Our hardware engineers build our own EVs from the ground up, in partnership with GM and Honda. They handle the definition, design, development, and production of sensors, compute modules, and related hardware and include about 50 engineering disciplines, including acoustic engineers, power engineers, system-on-chips people, and so on.
Finally, we have the product engineering team—that covers both user-facing and internal apps—and the infrastructure team which builds the technical foundations (cloud infrastructure, internal tools, etc.) that the rest of our engineers rely on every day to get work done.
Where do these engineers generally come from?
Elshenawy: Many of our AI engineers come from academia, consumer tech, and finance. Our simulation group is part of this team. They include several engineers that helped build The Sims and others that worked for gaming and animation studios like Pixar, LucasArts, and Ubisoft. Our hardware engineers include people who came from Kodak, JPL, and chipmakers, as well as academia. For robotics, we generally look to robotics, other automotive, and aerospace companies for hiring. On the security side, we hire a mix of researchers and practitioners—and even literal hackers, including the team that infamously hacked a Jeep. Our product and infrastructure engineers come from a variety of traditional engineering companies as well as startups; they’ve previously built videoconferencing software, cloud computing platforms, and even a meditation app.
How has the mix shifted over the years?
Elshenawy: We’re solving for a problem that is mainly rooted in general AI, so we’ve always been heavy on the AI side of things. Because we are cloud native, we are able to leverage a lot of the existing technology that is provided by cloud providers, such as Google Cloud Platform and Azure; we don’t need to reinvent that. So we’re leaning more heavily towards AI, robotics, and hardware over time.
Also, we’re ramping up product engineering now that we have started charging members of the public to ride in fully driverless cars. We expect that to continue to grow there as we solve for the technology and expand to multiple cities in the United States and internationally.
You mean people working on the customer-facing app?
Elshenawy: That and a lot more. This includes the customer-facing app that lets you order a ride, the in-car experience, and all the fleet operation on the back end, where we control our fleet, placing our fleet ahead of demand and determining pricing, and all the services that keep these lights on.
What do your engineers have in common?
Elshenawy: The self-driving cars problem is a great AI problem, and some people think about it as essentially a research problem, because you’re pushing the state of the art. But when you think about how you are actually going to pragmatically ship something continuously, it’s all rooted in experimentation.

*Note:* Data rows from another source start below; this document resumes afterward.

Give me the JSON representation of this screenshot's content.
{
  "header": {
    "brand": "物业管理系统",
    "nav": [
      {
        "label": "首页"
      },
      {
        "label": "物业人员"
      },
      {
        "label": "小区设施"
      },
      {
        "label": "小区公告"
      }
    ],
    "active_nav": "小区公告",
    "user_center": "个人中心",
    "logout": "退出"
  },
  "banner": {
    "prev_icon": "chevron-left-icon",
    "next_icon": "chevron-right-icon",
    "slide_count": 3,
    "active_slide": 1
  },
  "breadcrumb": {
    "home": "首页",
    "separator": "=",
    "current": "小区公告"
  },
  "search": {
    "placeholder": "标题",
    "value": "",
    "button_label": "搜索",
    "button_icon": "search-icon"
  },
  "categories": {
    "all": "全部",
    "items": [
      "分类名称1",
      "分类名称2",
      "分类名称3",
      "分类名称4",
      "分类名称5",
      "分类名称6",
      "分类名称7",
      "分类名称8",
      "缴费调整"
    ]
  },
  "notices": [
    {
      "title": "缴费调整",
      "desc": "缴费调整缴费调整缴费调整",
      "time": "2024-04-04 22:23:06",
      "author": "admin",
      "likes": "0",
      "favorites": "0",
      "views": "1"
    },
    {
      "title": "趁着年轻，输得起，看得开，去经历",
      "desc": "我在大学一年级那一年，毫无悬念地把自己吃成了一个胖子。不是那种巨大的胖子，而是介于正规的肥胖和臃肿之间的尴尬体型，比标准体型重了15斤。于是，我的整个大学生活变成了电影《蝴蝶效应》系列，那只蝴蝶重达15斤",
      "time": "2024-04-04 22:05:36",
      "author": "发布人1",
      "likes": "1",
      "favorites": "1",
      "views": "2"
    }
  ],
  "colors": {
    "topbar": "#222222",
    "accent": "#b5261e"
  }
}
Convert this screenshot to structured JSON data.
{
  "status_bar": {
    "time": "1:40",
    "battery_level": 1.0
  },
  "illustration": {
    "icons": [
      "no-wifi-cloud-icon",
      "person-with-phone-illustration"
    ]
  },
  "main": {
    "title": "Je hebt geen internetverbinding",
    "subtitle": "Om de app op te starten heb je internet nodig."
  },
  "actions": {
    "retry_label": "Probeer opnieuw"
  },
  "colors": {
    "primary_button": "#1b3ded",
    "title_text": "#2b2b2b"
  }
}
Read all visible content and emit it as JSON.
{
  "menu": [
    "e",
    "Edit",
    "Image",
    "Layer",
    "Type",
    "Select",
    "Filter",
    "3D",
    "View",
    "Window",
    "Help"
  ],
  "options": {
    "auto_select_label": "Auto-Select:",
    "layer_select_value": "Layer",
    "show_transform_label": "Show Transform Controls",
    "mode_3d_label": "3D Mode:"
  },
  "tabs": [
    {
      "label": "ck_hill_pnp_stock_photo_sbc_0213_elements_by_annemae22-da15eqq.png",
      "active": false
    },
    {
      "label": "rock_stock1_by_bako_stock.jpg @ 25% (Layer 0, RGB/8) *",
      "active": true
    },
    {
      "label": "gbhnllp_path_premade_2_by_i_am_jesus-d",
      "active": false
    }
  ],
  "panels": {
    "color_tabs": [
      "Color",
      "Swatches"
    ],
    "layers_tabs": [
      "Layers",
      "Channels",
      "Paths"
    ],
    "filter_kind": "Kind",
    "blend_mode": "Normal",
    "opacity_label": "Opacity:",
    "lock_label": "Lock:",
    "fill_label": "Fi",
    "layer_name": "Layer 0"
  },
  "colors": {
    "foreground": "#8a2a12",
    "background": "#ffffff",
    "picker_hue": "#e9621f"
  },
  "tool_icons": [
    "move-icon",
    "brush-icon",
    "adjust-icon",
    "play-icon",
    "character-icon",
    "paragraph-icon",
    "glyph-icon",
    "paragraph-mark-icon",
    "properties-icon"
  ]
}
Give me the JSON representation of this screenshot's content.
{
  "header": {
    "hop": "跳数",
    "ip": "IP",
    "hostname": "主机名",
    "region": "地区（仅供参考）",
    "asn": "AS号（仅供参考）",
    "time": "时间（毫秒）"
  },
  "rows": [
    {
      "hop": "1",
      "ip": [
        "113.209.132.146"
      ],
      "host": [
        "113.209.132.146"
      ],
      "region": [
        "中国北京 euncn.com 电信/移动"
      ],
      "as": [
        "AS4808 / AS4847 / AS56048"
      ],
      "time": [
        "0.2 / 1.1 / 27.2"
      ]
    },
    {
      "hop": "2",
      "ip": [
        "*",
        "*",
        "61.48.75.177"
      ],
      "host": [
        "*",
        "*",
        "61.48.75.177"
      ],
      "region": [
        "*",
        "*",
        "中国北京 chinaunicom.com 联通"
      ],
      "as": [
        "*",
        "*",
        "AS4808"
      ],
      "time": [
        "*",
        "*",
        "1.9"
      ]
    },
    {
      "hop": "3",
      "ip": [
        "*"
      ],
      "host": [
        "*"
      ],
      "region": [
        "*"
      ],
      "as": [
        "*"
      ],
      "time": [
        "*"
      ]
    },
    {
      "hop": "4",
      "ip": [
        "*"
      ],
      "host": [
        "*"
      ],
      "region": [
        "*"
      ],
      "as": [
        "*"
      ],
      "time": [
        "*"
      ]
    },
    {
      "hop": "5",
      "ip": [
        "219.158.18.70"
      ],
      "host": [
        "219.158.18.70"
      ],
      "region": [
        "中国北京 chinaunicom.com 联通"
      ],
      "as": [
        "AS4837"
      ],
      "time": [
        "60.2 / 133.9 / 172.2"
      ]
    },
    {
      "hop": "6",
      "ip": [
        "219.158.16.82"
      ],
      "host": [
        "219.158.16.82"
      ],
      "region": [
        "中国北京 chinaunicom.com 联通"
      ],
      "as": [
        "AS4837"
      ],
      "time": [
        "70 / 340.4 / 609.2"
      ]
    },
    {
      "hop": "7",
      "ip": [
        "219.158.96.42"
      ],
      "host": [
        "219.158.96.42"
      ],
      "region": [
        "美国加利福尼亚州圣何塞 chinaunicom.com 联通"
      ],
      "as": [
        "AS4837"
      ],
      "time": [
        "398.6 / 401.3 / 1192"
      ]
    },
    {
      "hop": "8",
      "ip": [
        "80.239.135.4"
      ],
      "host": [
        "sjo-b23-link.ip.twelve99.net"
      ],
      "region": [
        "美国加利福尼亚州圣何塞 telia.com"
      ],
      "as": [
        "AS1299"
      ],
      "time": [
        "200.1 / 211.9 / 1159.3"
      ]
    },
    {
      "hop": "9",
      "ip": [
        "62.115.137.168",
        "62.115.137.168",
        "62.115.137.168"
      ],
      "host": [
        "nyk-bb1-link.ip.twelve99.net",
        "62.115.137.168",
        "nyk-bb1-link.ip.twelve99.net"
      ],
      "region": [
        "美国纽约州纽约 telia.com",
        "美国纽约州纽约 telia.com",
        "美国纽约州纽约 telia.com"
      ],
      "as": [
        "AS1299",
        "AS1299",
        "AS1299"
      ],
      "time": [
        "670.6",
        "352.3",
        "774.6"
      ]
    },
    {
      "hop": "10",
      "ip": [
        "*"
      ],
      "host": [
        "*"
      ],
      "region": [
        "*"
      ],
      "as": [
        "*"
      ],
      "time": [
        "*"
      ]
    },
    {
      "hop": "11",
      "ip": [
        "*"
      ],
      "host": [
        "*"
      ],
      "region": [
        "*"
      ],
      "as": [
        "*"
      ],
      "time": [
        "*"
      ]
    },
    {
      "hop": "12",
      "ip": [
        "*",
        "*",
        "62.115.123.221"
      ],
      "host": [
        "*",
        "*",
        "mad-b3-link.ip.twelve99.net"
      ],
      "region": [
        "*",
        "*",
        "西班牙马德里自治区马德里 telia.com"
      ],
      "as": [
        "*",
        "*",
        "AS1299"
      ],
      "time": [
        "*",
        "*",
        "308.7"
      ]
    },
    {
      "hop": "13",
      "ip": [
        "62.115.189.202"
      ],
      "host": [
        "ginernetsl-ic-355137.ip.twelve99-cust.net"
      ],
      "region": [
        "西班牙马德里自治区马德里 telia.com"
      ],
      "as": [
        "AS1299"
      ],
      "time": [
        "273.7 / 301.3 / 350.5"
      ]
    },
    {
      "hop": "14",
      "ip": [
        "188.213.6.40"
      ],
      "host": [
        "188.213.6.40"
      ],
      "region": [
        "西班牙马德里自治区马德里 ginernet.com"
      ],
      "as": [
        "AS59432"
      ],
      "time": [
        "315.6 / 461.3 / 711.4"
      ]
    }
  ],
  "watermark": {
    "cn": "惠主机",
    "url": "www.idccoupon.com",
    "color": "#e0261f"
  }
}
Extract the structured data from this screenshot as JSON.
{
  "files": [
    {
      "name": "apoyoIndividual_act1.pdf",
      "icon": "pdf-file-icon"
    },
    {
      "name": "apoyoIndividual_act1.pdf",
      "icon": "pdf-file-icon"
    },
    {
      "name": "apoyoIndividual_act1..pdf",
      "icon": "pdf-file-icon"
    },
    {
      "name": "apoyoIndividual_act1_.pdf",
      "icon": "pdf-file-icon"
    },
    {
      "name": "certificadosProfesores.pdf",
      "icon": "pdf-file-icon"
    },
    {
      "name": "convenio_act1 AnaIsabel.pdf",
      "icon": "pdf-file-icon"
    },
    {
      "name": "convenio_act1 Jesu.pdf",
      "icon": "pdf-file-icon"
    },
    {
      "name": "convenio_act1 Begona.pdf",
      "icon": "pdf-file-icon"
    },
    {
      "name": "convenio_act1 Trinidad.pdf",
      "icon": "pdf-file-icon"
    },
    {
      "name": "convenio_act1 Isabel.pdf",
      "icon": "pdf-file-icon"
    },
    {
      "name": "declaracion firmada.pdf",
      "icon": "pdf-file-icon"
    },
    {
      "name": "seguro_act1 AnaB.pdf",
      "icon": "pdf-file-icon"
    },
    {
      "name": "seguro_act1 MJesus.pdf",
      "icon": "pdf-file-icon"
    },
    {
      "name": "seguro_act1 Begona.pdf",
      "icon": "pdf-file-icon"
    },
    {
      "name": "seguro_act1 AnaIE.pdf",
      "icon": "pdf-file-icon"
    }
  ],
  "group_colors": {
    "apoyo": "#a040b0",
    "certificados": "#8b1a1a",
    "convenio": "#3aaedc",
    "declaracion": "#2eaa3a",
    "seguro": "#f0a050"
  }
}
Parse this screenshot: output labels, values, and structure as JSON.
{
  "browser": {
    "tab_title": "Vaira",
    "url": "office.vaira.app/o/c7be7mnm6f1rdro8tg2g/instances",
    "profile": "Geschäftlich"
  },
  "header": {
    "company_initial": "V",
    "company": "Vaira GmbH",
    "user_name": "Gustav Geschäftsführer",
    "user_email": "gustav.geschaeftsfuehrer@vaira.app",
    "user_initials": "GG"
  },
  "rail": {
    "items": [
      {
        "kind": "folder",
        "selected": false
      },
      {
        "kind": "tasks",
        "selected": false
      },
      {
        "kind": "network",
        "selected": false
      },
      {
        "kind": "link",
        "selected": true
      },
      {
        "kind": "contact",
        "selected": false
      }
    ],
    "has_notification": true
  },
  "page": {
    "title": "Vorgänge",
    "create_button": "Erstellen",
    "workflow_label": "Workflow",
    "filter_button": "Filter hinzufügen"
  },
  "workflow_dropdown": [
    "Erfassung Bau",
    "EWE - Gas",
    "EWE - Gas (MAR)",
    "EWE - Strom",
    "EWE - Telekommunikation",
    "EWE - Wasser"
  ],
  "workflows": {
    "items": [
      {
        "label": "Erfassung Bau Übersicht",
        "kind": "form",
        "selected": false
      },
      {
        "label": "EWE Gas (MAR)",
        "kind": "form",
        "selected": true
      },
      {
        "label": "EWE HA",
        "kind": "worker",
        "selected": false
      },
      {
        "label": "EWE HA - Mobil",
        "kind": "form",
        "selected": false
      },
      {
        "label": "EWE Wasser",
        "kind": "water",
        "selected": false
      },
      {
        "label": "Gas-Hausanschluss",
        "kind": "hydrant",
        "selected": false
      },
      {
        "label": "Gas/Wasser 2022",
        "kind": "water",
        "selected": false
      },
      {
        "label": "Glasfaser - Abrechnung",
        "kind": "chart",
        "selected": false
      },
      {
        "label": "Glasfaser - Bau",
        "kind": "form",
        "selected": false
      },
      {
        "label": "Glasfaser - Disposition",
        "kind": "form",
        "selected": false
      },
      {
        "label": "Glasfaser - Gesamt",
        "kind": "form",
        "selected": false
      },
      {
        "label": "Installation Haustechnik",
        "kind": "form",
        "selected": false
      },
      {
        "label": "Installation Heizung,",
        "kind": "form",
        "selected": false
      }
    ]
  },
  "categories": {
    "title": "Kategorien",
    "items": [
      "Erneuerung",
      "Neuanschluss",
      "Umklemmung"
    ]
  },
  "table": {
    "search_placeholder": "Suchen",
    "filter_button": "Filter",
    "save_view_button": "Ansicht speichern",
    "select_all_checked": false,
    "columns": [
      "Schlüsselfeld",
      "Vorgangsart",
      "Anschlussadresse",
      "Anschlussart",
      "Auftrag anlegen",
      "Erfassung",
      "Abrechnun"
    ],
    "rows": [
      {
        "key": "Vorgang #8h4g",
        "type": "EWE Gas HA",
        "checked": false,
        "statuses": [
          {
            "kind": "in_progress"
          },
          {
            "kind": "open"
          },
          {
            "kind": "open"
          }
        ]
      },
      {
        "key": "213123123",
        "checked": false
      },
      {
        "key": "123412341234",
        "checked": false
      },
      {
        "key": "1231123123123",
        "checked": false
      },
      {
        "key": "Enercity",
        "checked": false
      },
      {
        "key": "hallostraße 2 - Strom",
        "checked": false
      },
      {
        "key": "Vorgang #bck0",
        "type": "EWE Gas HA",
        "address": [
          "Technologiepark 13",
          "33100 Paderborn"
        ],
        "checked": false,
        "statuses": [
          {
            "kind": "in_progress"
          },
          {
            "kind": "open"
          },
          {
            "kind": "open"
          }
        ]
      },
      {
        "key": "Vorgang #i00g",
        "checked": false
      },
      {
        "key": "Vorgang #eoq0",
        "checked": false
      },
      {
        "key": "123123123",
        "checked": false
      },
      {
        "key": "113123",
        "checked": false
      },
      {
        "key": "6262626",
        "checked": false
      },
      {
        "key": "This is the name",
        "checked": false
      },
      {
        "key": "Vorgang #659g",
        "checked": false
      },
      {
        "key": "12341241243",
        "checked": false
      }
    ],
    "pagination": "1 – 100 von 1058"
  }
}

So one common factor that we find in the engineers who are successful here, regardless of where in our organization that they land, is having the experimentation mind-set, the humble, resilient mind-set of someone who’s continuously curious and very agile in nature. There are certain types of engineers that don’t deal well with uncertainty and experimentation, and there are other engineers who thrive under an environment of continuous learning.
So the common trait among all these engineers is that learning, curiosity, and experimentation mind-set, and having the agility to deal with an unknown problem like this one.
What are the hardest roles to fill right now?
Elshenawy: Software, in general, has a shortage and will always have less supply than demand in the coming years, particularly in AI, applied machine learning, and deep learning, and we will continue to need these engineers in many different areas as we grow. Robotics specializations, and in general, control theory, will be very important as we go forward and those areas will continually face high demand.